Asked how these moves will change the defense, Chaney said: "I don't know. You'll find out Sunday, when you see all of us on the field at the same time. I like the change; I'm down for everything though, Juan and coach Reid are doing."
Chaney said he "wasn't expected to go back to the middle this week."
Apparently, the nickel package won't change, with Chaney and rookie Brian Rolle most often handling the linebacking.
The Giants-Eagles rivalry is at an especially high pitch this week, given the Eagles' six successive victories in the series, and the circumstances surrounding the last installment, the Dec. 19 game in which the Birds came back from 21 down to win in the final 8 minutes.
Eagles players are being asked a lot about things the Giants are saying, such as Antrel Rolle's assertion that he has covered DeSean Jackson effectively one-on-one before and can do it again.
"He's just talking.
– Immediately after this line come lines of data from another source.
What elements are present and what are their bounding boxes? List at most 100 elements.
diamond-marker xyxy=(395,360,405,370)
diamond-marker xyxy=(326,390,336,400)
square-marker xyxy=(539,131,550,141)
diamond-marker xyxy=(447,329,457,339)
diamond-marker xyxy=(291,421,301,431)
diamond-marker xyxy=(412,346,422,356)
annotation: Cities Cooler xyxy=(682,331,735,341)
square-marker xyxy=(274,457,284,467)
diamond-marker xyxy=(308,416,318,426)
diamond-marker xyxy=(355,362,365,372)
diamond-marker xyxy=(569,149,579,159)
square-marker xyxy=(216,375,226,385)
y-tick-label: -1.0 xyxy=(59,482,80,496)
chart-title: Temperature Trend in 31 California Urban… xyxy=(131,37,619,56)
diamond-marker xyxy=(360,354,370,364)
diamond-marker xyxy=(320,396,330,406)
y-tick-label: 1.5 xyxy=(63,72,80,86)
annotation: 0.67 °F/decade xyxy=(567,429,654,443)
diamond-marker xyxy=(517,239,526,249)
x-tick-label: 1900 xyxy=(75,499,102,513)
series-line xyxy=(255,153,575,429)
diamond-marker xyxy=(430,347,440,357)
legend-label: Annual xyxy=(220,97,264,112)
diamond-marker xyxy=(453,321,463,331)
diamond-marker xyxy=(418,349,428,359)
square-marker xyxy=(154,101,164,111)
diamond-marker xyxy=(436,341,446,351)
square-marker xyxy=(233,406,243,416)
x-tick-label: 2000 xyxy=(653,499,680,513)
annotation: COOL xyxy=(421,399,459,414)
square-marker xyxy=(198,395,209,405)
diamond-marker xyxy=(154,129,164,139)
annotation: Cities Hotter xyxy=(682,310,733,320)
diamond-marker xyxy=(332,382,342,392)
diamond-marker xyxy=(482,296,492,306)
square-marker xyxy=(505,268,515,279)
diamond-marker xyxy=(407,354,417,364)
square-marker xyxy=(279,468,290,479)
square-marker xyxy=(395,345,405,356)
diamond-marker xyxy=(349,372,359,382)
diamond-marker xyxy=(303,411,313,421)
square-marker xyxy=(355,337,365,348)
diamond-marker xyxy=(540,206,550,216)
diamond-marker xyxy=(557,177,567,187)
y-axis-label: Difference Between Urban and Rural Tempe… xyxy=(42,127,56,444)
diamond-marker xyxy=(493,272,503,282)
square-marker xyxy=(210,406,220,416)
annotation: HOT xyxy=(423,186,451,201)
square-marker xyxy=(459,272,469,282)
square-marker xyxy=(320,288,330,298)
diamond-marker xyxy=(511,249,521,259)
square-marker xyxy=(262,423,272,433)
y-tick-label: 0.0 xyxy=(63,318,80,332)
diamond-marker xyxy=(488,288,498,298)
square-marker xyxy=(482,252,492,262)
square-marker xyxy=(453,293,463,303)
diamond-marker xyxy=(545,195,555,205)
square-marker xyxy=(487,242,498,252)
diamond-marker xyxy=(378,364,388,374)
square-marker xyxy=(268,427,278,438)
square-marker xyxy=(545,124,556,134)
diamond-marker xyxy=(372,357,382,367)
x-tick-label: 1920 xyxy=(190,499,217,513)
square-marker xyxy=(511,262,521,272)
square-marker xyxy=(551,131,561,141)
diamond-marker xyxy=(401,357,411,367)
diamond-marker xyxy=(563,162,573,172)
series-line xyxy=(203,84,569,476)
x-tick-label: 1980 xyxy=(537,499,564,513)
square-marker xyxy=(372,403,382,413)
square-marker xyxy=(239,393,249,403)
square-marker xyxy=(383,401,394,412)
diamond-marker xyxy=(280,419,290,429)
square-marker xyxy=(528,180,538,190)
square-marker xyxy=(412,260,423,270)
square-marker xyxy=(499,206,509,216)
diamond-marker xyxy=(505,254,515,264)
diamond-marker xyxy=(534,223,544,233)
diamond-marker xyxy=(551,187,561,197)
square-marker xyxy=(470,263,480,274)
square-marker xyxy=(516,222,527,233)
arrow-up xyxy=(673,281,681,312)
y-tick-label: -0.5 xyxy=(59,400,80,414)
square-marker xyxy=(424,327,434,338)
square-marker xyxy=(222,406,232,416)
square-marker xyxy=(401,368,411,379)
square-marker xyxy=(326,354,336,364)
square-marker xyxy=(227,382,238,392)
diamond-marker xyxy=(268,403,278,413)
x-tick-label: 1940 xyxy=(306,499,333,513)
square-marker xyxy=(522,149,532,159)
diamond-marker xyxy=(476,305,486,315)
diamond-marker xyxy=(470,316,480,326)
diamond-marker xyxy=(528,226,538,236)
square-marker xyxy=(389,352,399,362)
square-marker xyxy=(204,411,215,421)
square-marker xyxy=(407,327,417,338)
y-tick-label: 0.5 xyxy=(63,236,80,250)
A lot of times when people talk, they're either insecure or scared," Jeremy Maclin offered yesterday. "You just gotta go out there and play, man."
Jason Avant had a different take, understanding how frustrating it must have been for the New Yorkers to outplay the Eagles for 52 minutes last December, then see it all disappear. He said that in an odd way, that game should give the Giants confidence.
"You realize that, 'Man, if we go out there and not mess it up, we can play and we can win.' I know they realize they have the opportunity to beat us, and we know that, too, so we respect them. We'll come out and play our best game and be as focused as we can," Avant said.
Defensive ends Juqua Parker (ankle) and Darryl Tapp (pectoral muscle) did not practice. Andy Reid said Cullen Jenkins could move outside to end for some snaps against the Giants if needed . . . Jeremy Maclin was asked if he thought the $40,000 fine assessed the Falcons' Dunta Robinson for hitting Maclin headfirst was sufficient. "You can't lead with your head, period. It's not for me to say whether it's enough or not enough," Maclin said. "I'm in no position to hand out any fines. If you do it, you're going to get fined. He got fined" . . . Asante Samuel, asked in a conference call with New York reporters if he could see himself playing for a hated rival, a la Steve Smith, joked that the way things have gone this year, he probably could.